"Diary from Afghanistan"

(To Alessandro Rugolo)
25/06/14

To tell the truth this will not be a real diary, to keep a diary you need to be constant and I am not, what I write will therefore be, more simply, a collection of impressions.

To begin with, today is January 31, 2012, a lot of days have passed since the beginning of the mission and as my memory becomes more and more unstable I decided to write something before time completely erases the images and sensations I experienced. .

I am sorry for those who will read it, they will perhaps not find anything beautiful or compelling, they will not find fights, hatred for the enemy, but only memories and impressions. I will not pay too much attention to the form either, these pages are for me a reminder of an intensely lived part of my life.

 

February 2012 - Herat

Yesterday I was in the center of Herat and was impressed. Along the main street it is full of people doing all kinds of activities, with no respect for age.

I have seen children who must have been six or seven years old wandering around the street, alone, with a bundle of brooms and shovels on their backs, looking for a buyer; I immediately thought about my son Francesco and how lucky he is.

Francesco, if one day you will read these pages, I hope you will want to think about it.

Then going towards the center I saw some Afghan women, or rather, I saw some clothes walking on the street ...

It is impressive to see people completely covered.

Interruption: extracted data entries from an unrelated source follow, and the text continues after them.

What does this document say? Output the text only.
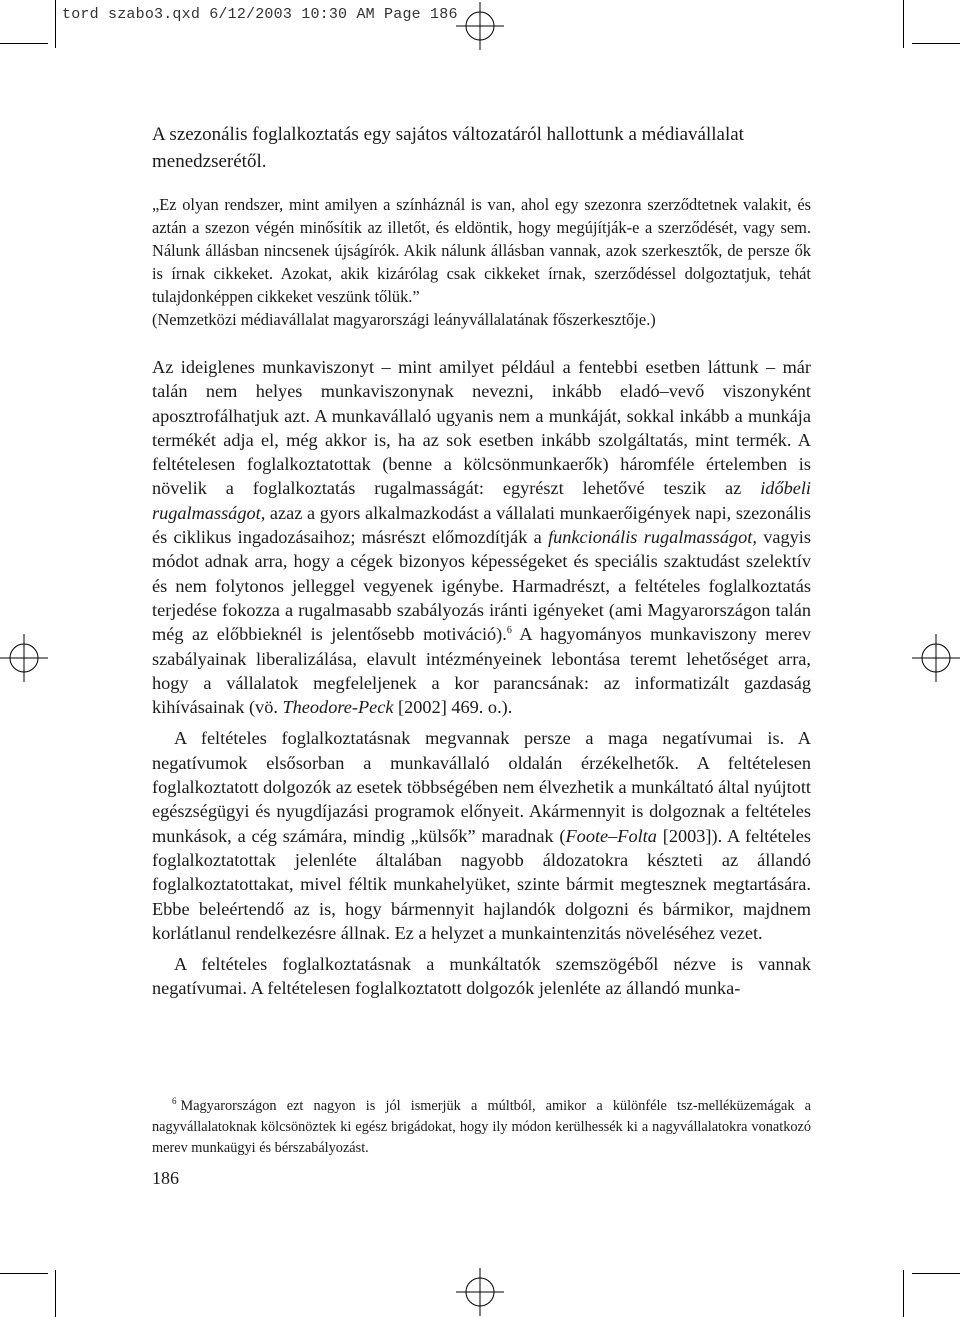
tord szabo3.qxd 6/12/2003 10:30 AM Page 186

A szezonális foglalkoztatás egy sajátos változatáról hallottunk a médiavállalat menedzserétől.

„Ez olyan rendszer, mint amilyen a színháznál is van, ahol egy szezonra szerződtetnek valakit, és aztán a szezon végén minősítik az illetőt, és eldöntik, hogy megújítják-e a szerződését, vagy sem. Nálunk állásban nincsenek újságírók. Akik nálunk állásban vannak, azok szerkesztők, de persze ők is írnak cikkeket. Azokat, akik kizárólag csak cikkeket írnak, szerződéssel dolgoztatjuk, tehát tulajdonképpen cikkeket veszünk tőlük.”
(Nemzetközi médiavállalat magyarországi leányvállalatának főszerkesztője.)

Az ideiglenes munkaviszonyt – mint amilyet például a fentebbi esetben láttunk – már talán nem helyes munkaviszonynak nevezni, inkább eladó–vevő viszonyként aposztrofálhatjuk azt. A munkavállaló ugyanis nem a munkáját, sokkal inkább a munkája termékét adja el, még akkor is, ha az sok esetben inkább szolgáltatás, mint termék. A feltételesen foglalkoztatottak (benne a kölcsönmunkaerők) háromféle értelemben is növelik a foglalkoztatás rugalmasságát: egyrészt lehetővé teszik az időbeli rugalmasságot, azaz a gyors alkalmazkodást a vállalati munkaerőigények napi, szezonális és ciklikus ingadozásaihoz; másrészt előmozdítják a funkcionális rugalmasságot, vagyis módot adnak arra, hogy a cégek bizonyos képességeket és speciális szaktudást szelektív és nem folytonos jelleggel vegyenek igénybe. Harmadrészt, a feltételes foglalkoztatás terjedése fokozza a rugalmasabb szabályozás iránti igényeket (ami Magyarországon talán még az előbbieknél is jelentősebb motiváció).$^6$ A hagyományos munkaviszony merev szabályainak liberalizálása, elavult intézményeinek lebontása teremt lehetőséget arra, hogy a vállalatok megfeleljenek a kor parancsának: az informatizált gazdaság kihívásainak (vö. Theodore-Peck [2002] 469. o.).

A feltételes foglalkoztatásnak megvannak persze a maga negatívumai is. A negatívumok elsősorban a munkavállaló oldalán érzékelhetők. A feltételesen foglalkoztatott dolgozók az esetek többségében nem élvezhetik a munkáltató által nyújtott egészségügyi és nyugdíjazási programok előnyeit. Akármennyit is dolgoznak a feltételes munkások, a cég számára, mindig „külsők” maradnak (Foote–Folta [2003]). A feltételes foglalkoztatottak jelenléte általában nagyobb áldozatokra készteti az állandó foglalkoztatottakat, mivel féltik munkahelyüket, szinte bármit megtesznek megtartására. Ebbe beleértendő az is, hogy bármennyit hajlandók dolgozni és bármikor, majdnem korlátlanul rendelkezésre állnak. Ez a helyzet a munkaintenzitás növeléséhez vezet.

A feltételes foglalkoztatásnak a munkáltatók szemszögéből nézve is vannak negatívumai. A feltételesen foglalkoztatott dolgozók jelenléte az állandó munka-

$^6$ Magyarországon ezt nagyon is jól ismerjük a múltból, amikor a különféle tsz-melléküzemágak a nagyvállalatoknak kölcsönöztek ki egész brigádokat, hogy ily módon kerülhessék ki a nagyvállalatokra vonatkozó merev munkaügyi és bérszabályozást.
186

Most also had their eyes covered with a gray net. I immediately thought of ghosts, ghosts of women ... will it be so? Or does their civilization make it absolutely normal for them? My studies don't help me.

The city is in turmoil!

The most used means of locomotion is the motor-bike, Ape style. They exist open and closed and in the rear box you can see entire families. They are very beautiful and features. Almost always red with drawings of hearts and many embroideries as if to express the joy of owning something.

Many people travel by motorbike, old motorbikes and motorbikes of all kinds. Things that have disappeared from us. The houses then, what to say ?!

The oldest are made of mud and straw bricks, as they were once built in Sardinia in the villages ... all attached to each other. The domed roof and a funnel for each of them.

Then there are more recent buildings, in concrete blocks. And finally, from time to time, you can see some well-groomed, fenced-in construction with a nice iron gate, with an armed guard on the front ...

Along the streets, a strip of mud and water. Then, a little further, the "commercial and craft enterprises". These are many small shops all lined up with exhibits showing off their goods for sale.

From the armored window of the car you could see goods for sale, pieces for cars and motorcycles, stuff for the house, water reserves ...

It was an interesting day after all, my first approach to a different civilization, tormented by the war but which in the end seems to be looking forward to being reborn.